A lot of work went into eReader and PML to have it supported better. Also, a new format has been added.

The XHTML to PML parser has been completely rewritten. It is based on the XHTML to FB2 parser I wrote for FB2 output. It produces much better looking PML markup and the displayed output looks very close to the original XHTML source. One major advantage of the new parser is that it accounts for XHTML style information and translates that into PML tags. For example if text is set to bold by CSS then the text will get the bold PML tag.

eReader also got another very important addition. Support for Makebook (202 bye header) file input. Makebook and Dropbook are the two applications provided by eReader (the company) for producing eReader files. Makebook is the older application that is no longer supported. Makebook and Dropbook produce very different record 0 headers. This header has information about where the text, images and other things contained in the file are located.
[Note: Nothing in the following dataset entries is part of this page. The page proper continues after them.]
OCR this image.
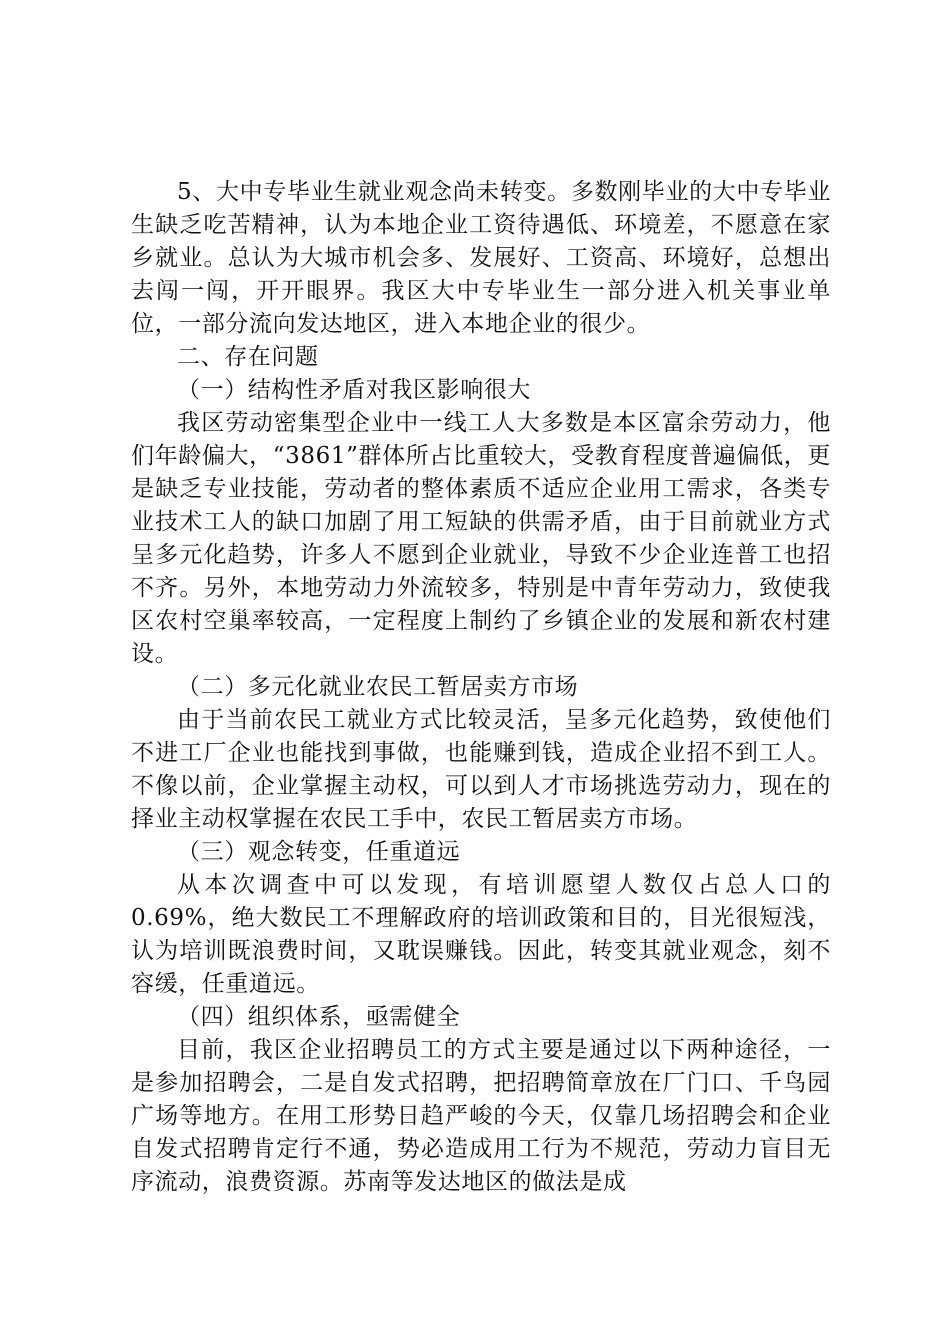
5、大中专毕业生就业观念尚未转变。多数刚毕业的大中专毕业生缺乏吃苦精神，认为本地企业工资待遇低、环境差，不愿意在家乡就业。总认为大城市机会多、发展好、工资高、环境好，总想出去闯一闯，开开眼界。我区大中专毕业生一部分进入机关事业单位，一部分流向发达地区，进入本地企业的很少。

二、存在问题

（一）结构性矛盾对我区影响很大

我区劳动密集型企业中一线工人大多数是本区富余劳动力，他们年龄偏大，“3861”群体所占比重较大，受教育程度普遍偏低，更是缺乏专业技能，劳动者的整体素质不适应企业用工需求，各类专业技术工人的缺口加剧了用工短缺的供需矛盾，由于目前就业方式呈多元化趋势，许多人不愿到企业就业，导致不少企业连普工也招不齐。另外，本地劳动力外流较多，特别是中青年劳动力，致使我区农村空巢率较高，一定程度上制约了乡镇企业的发展和新农村建设。

（二）多元化就业农民工暂居卖方市场

由于当前农民工就业方式比较灵活，呈多元化趋势，致使他们不进工厂企业也能找到事做，也能赚到钱，造成企业招不到工人。不像以前，企业掌握主动权，可以到人才市场挑选劳动力，现在的择业主动权掌握在农民工手中，农民工暂居卖方市场。

（三）观念转变，任重道远

从本次调查中可以发现，有培训愿望人数仅占总人口的0.69%，绝大数民工不理解政府的培训政策和目的，目光很短浅，认为培训既浪费时间，又耽误赚钱。因此，转变其就业观念，刻不容缓，任重道远。

（四）组织体系，亟需健全

目前，我区企业招聘员工的方式主要是通过以下两种途径，一是参加招聘会，二是自发式招聘，把招聘简章放在厂门口、千鸟园广场等地方。在用工形势日趋严峻的今天，仅靠几场招聘会和企业自发式招聘肯定行不通，势必造成用工行为不规范，劳动力盲目无序流动，浪费资源。苏南等发达地区的做法是成
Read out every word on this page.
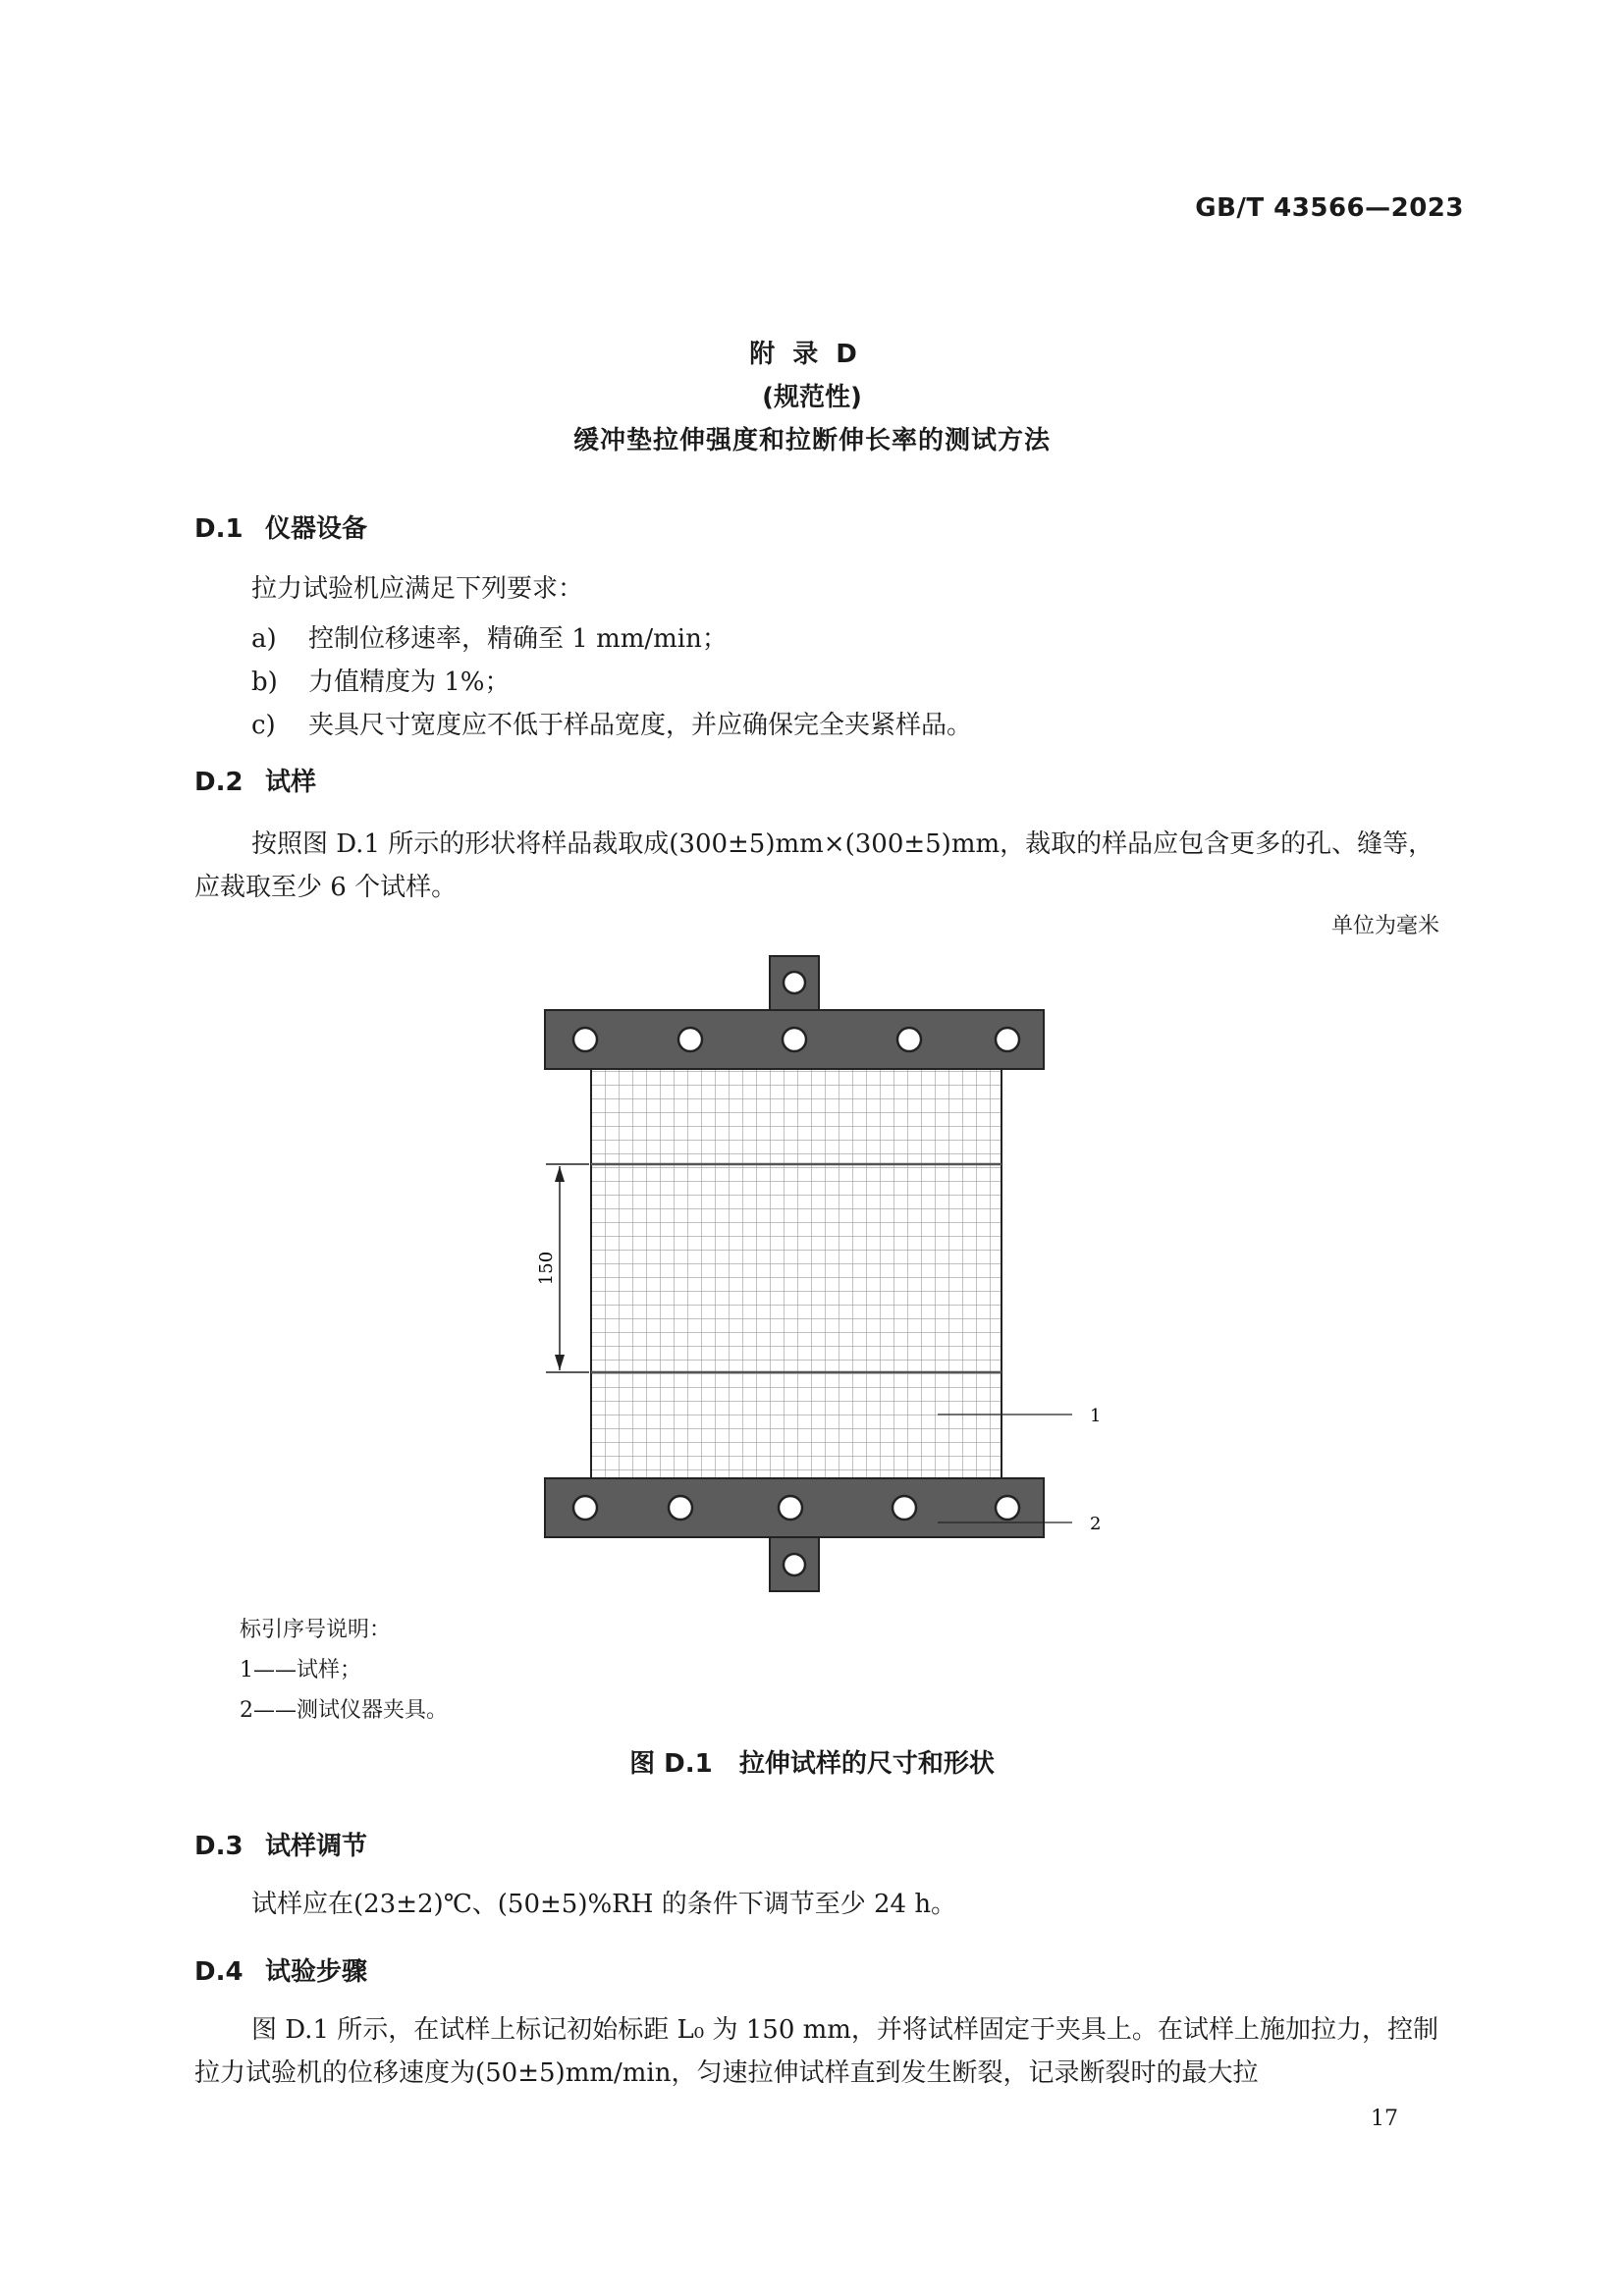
GB/T 43566—2023
附录D
(规范性)
缓冲垫拉伸强度和拉断伸长率的测试方法
D.1 仪器设备
拉力试验机应满足下列要求：
a) 控制位移速率，精确至 1 mm/min；
b) 力值精度为 1%；
c) 夹具尺寸宽度应不低于样品宽度，并应确保完全夹紧样品。
D.2 试样
按照图 D.1 所示的形状将样品裁取成(300±5)mm×(300±5)mm，裁取的样品应包含更多的孔、缝等，应裁取至少 6 个试样。
单位为毫米
150
1
2
标引序号说明：
1——试样；
2——测试仪器夹具。
图 D.1   拉伸试样的尺寸和形状
D.3 试样调节
试样应在(23±2)℃、(50±5)%RH 的条件下调节至少 24 h。
D.4 试验步骤
图 D.1 所示，在试样上标记初始标距 L₀ 为 150 mm，并将试样固定于夹具上。在试样上施加拉力，控制拉力试验机的位移速度为(50±5)mm/min，匀速拉伸试样直到发生断裂，记录断裂时的最大拉
17
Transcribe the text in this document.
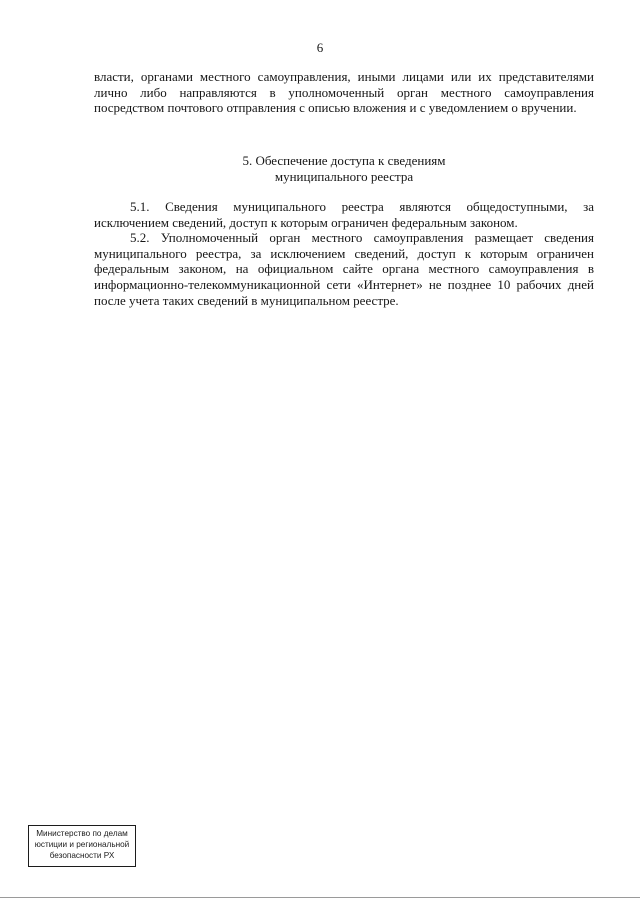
6

власти, органами местного самоуправления, иными лицами или их представителями лично либо направляются в уполномоченный орган местного самоуправления посредством почтового отправления с описью вложения и с уведомлением о вручении.

5. Обеспечение доступа к сведениям
муниципального реестра

5.1. Сведения муниципального реестра являются общедоступными, за исключением сведений, доступ к которым ограничен федеральным законом.

5.2. Уполномоченный орган местного самоуправления размещает сведения муниципального реестра, за исключением сведений, доступ к которым ограничен федеральным законом, на официальном сайте органа местного самоуправления в информационно-телекоммуникационной сети «Интернет» не позднее 10 рабочих дней после учета таких сведений в муниципальном реестре.

Министерство по делам
юстиции и региональной
безопасности РХ
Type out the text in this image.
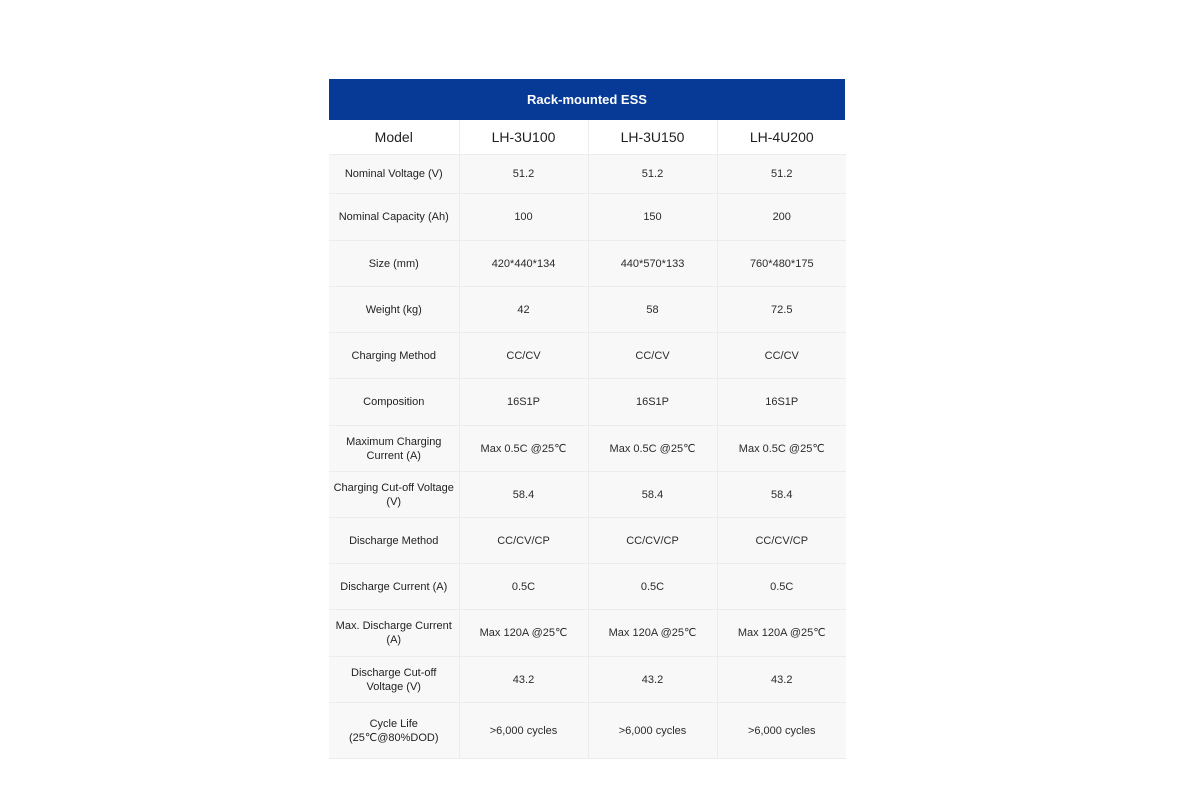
Rack-mounted ESS
Model	LH-3U100	LH-3U150	LH-4U200
Nominal Voltage (V)	51.2	51.2	51.2
Nominal Capacity (Ah)	100	150	200
Size (mm)	420*440*134	440*570*133	760*480*175
Weight (kg)	42	58	72.5
Charging Method	CC/CV	CC/CV	CC/CV
Composition	16S1P	16S1P	16S1P
Maximum Charging Current (A)	Max 0.5C @25℃	Max 0.5C @25℃	Max 0.5C @25℃
Charging Cut-off Voltage (V)	58.4	58.4	58.4
Discharge Method	CC/CV/CP	CC/CV/CP	CC/CV/CP
Discharge Current (A)	0.5C	0.5C	0.5C
Max. Discharge Current (A)	Max 120A @25℃	Max 120A @25℃	Max 120A @25℃
Discharge Cut-off Voltage (V)	43.2	43.2	43.2
Cycle Life (25℃@80%DOD)	>6,000 cycles	>6,000 cycles	>6,000 cycles
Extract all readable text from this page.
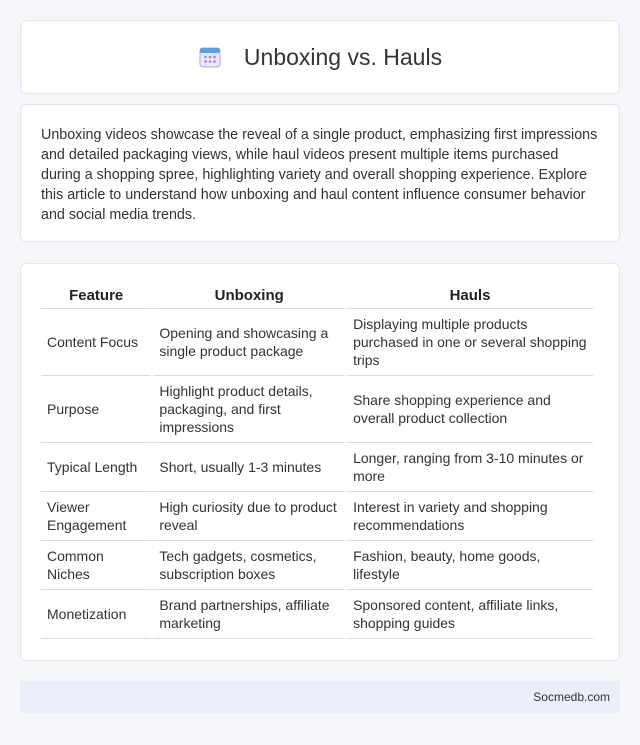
Unboxing vs. Hauls

Unboxing videos showcase the reveal of a single product, emphasizing first impressions and detailed packaging views, while haul videos present multiple items purchased during a shopping spree, highlighting variety and overall shopping experience. Explore this article to understand how unboxing and haul content influence consumer behavior and social media trends.

Feature	Unboxing	Hauls
Content Focus	Opening and showcasing a single product package	Displaying multiple products purchased in one or several shopping trips
Purpose	Highlight product details, packaging, and first impressions	Share shopping experience and overall product collection
Typical Length	Short, usually 1-3 minutes	Longer, ranging from 3-10 minutes or more
Viewer Engagement	High curiosity due to product reveal	Interest in variety and shopping recommendations
Common Niches	Tech gadgets, cosmetics, subscription boxes	Fashion, beauty, home goods, lifestyle
Monetization	Brand partnerships, affiliate marketing	Sponsored content, affiliate links, shopping guides
Socmedb.com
It took a while but I’ve been able to understand enough of the Makebook header to add input support for these files.

Makebook produces a 202 byte header while Dropbook produces a 132 byte header. After comparing header values and section sizes I was able to determine that the 2 byte int at offset 0x08 contained the start of the non-text offset. Just like the 132 byte header files, everything before this offset is text.

Images in the 202 byte header files were easy to find because they are in the same format as the Dropbook produced files. However, I didn’t bother to determine if there was a header value. Since all images are in PNG format and the their section start with the text PNG, I simply loop though all non-text sections and see if they start with PNG. If they do I know it’s an image and extract it.

The hardest part of the 202 byte header files was the text itself. Even though I knew which sections contained the text I didn’t know how it was compressed. This is where Google came to the rescue. On the homepage for the Z-DOC PalmPilot application I found there was some work to reverse engineer this older format. This page gave me the information I was looking for. Text is PalmDoc compressed and then xored with 0xA5. It looks like this xor is an attempt to obfuscate the compression used to make it harder to decompress. It isn’t for copy protection because the Makebook application only produces non-DRM files. DRM eReader files from that time would be created in a different manner.

Syncing news now supports auto convert in the GUI. It’s just like auto convert with sending email and sending an eBook to a device. If the book is not in a format supported by the device it will be auto converted to a supported format based on user preference.

The final bit of work this week was support for the RocketBook (RB) format. Both input and output are working. Though they both do need testing. Output in particular as I don’t have a device that supports these files so I can only guess based on my input code that the RB files produced are 100% correct. If someone has a device that reads RB files please let me know if the output files are read correctly.